A posição do PP era a posição do governador Alcides Rodrigues, que não dava transparência ao endividamento. Já o PSDB, via senador Marconi Perillo, nunca revelava os números que dizia ter, mas sempre atacava o PMDB. O culpado pela dívida era sempre o governo de Maguito Vilela (1995-1998).

De lá pra cá, muita coisa mudou. Hoje o PP está mais próximo do PMDB. Os tucanos, por sua vez, estão mais isolados. De todos os grandes partidos da base aliada, o único que ainda posa do lado dos tucanos é o PTB, do deputado federal Jovair Arantes.

No debate da dívida, muita coisa mudou. Os números saíram dos escaninhos e se tornaram públicos. Na quarta-feira da semana que passou, dia 12, até detalhes da dívida apareceram. O chefe do Gabinete Interno (Geconi), Sinomil Soares da Rocha, foi à Assembléia Legislativa mostrar ponto por ponto da dívida herdada.

A postura do PSDB foi um repeteco das últimas semanas: em vez de jogar a culpa no PMDB, o partido centrou fogo no governo Alcides e no PP. Já o PMDB defendeu o PP e o governo Alcides.

De todos os tucanos da Assembléia, apenas um defendeu Marconi: o deputado Daniel Goulart. Ele reclamou do tratamento "técnico" da apresentação da dívida. Entre outras coisas, disse que os números eram de "difícil compreensão".

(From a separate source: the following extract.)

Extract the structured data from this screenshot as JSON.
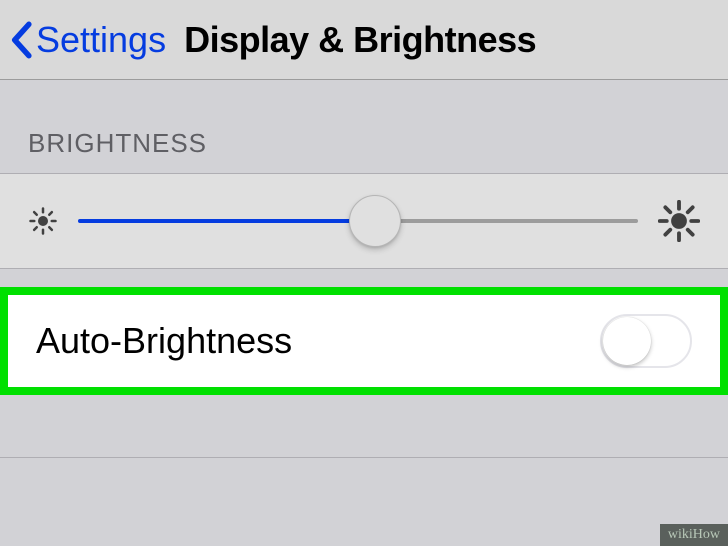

O argumento de Goulart acabou dando mais razão ainda ao governo Alcides e matando os argumentos tucanos. Afinal, o que os tucanos mais reclamam? Que o debate da dívida tem recebido um tratamento político.

Agora, a reclamação foi inversa. O PSDB deixou escapar que quer mesmo é politizar o tema, como sempre politizou qualquer tema que deveria ser apenas técnico.

Por outro lado, Daniel Goulart não perde a razão quando pede mais transparência aos números. Além do tratamento técnico dado ao tema, é bom que os dados se tornem públicos. O fato de os números apresentados na Assembléia Legislativa não constarem publicamente no site do governo é um erro.

Com os dados visíveis para todos, ficaria mais fácil para a sociedade ver qual dos dois lados está mais próximo da verdade.

O governador Alcides, por sua vez, vai aos poucos saindo da posição silenciosa. Tanto que disse, no mesmo dia, que os números do Geconi eram reais e não entendia a preocupação do PSDB "em fabricar números". O secretário da Fazenda, Jorcelino Braga, chegou a chamar de "hilária" a crítica dos tucanos e classificou como "montagem" os números paralelos apresentados pelo PSDB.

Até agora, nem Alcides, nem Braga tinham sido tão explícitos na crítica ao PSDB como agora foram. Já o volume dos ataques do PSDB ao governador só tem aumentado. O que era discordância no passado próximo vai ficando cada vez mais próximo de ser um "racha".

O racha não vai, necessariamente, levar o PP a se aliar ao PMDB, embora a idéia esteja aos poucos sendo aceita nos dois partidos.

O racha tem tudo para, cada vez mais, levar o PSDB ao isolamento.

Assim, de todos os cenários desenhados para 2010, nenhum mais deve prever PP e PSDB do mesmo lado, como aconteceu nas últimas três eleições estaduais. 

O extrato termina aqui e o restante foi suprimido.